Sons of the Neon Night 風林火山

Sons of the Neon Night is one of the unfortunate incidents in the Hong Kong film industry. Filming started in 2017 and finished in 2018, but continued delays in releasing, partly caused by the COVID pandemic, had turned it into a white elephant. By the time it was released in 2025, it was just a film cobwebbed with rumours, scandals and whatever and however people wanted to talk about it.

But was it not good?

I finally got a chance to watch it on a flight from Sydney to Singapore. Being a huge Takeshi Kaneshiro fan, I was looking forward to seeing what he could deliver after years of being away from the spotlight. As the son who was determined to wipe out the dark history of his father’s company and start clean, he carried huge weighs on his shoulders. But is there really a way to wipe clean without getting your hands dirty? This is one of the major questions asked by the movie.

The movie’s setting is a post nuclear winter Hong Kong. To be honest with you, apart from giving Hong Kong a post-apocalyptic feel and an excuse to stylise the tone of the movie, this backdrop didn’t really do much to move the story forward. But that’s a director’s choice, I guess.

Without a question, the writer and director Juno Mak wanted to create a specific tone or mood for the movie. Apart from the stylised camera angles and movement that tried to match with this black and whitish tone, a lot of the dialogues delivered by the characters in the story many a times sounded like monologues in a Shakespearean play. This definitely gives the movie an edge over regular storytelling, but I couldn’t help but wondered – would the general audience embrace that? The reality is despite he had a cast of who’s who in the Hong Kong film industry including Takeshi Kaneshiro, Sean Lau, Tony Leung Ka-Fai, Louis Koo, Michelle Wai etc. etc. who could deliver extremely outstanding performances to the dot, at the end of the day, you still need an audience to understand it.

Don’t get me wrong, the story was really straightforward in my opinion. And it is a story that anyone who had watched enough “good cops, bad cops, good villains, bad villains movies” can figure out in a heartbeat.

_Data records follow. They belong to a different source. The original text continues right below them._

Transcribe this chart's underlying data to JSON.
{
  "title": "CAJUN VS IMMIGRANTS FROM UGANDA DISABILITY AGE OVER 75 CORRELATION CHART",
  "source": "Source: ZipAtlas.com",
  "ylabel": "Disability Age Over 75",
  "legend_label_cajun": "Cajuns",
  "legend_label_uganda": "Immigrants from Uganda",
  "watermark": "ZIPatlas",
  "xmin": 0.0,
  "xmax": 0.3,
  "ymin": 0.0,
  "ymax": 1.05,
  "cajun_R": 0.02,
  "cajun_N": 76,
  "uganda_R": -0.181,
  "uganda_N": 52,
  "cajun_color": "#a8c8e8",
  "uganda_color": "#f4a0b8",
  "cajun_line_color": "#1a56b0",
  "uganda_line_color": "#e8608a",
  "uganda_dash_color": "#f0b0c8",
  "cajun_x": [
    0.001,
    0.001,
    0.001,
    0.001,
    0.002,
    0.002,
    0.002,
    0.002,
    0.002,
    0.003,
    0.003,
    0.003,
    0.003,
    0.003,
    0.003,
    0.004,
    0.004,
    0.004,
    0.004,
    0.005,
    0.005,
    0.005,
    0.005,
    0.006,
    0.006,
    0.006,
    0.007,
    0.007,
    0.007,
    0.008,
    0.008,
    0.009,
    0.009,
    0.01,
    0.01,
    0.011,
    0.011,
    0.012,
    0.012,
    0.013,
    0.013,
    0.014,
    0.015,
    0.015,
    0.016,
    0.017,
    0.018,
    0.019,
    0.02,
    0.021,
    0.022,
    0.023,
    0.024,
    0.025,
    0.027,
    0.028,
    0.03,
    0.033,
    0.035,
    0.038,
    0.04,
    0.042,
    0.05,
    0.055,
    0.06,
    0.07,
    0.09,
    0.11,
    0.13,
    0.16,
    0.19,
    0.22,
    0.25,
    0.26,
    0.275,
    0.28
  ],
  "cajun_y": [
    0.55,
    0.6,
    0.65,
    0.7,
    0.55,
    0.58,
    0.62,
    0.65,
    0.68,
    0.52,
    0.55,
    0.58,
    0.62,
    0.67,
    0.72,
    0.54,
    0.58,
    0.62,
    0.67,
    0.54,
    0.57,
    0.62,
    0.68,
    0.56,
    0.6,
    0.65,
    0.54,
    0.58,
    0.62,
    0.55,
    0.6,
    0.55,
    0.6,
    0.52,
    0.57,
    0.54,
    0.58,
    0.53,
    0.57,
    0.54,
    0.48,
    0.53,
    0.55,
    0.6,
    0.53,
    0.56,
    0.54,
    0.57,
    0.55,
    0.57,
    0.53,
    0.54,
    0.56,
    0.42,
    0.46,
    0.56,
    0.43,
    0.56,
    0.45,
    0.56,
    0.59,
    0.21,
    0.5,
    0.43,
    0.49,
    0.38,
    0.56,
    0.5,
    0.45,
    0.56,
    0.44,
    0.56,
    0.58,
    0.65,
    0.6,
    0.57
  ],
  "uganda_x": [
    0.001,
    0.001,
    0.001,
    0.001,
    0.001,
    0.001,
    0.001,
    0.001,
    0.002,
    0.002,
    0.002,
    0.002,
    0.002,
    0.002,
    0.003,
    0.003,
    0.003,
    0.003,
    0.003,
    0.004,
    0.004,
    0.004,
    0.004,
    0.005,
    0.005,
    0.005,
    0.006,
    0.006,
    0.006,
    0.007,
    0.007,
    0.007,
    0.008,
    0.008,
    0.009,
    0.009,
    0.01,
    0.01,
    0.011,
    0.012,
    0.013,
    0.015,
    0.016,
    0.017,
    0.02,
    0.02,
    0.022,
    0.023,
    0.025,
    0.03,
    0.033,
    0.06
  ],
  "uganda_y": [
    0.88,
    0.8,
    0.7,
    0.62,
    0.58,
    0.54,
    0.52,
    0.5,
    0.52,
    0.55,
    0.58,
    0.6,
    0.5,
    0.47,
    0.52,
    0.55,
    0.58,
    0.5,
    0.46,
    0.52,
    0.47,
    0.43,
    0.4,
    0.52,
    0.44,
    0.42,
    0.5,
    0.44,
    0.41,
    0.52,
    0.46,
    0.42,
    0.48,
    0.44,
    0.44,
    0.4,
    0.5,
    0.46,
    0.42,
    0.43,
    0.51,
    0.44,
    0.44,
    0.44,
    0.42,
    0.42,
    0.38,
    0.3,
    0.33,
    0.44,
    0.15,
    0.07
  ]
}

So how much this sophisticated packaging could add value to the story and hence the movie, is the main question. I personally don’t mind as much but I had a strong feeling that for the general audience a more straightforward presentation with a different director’s cut could be a better option for this film for its general release.

I don’t hate this movie, but I couldn’t get myself to love it either. The good thing about the movie is that there were lingering feelings inside me about it long after finishing it and I am determined to write those feelings out a month after seeing it on the first flight of my month-long overseas trip. But then are those feelings enough to help get people into the cinema and steer the Hong Kong movie industry out of this, well, ironically nuclear winter that it is going through right now?

Maybe I am being too pragmatic about this. After all, film is a medium of artistic expression, so I should not be too focused on bums on seats. However, being a person who grew up watching Hong Kong movies and because of all the great movies and performance aspired to study theatre and become an actor, I personally feel for the tough phase the industry is going through at the moment. I don’t have any issues with the movie. The performances were a joy to watch and one master class of acting after another, but at the end of the day, if it failed to recoup the budget despite this great cast, where can the industry go?

Artistic expression should always be valued, but for me, you still need a pile of gold to sit on first when it comes to the entertainment industry. That’s the reality.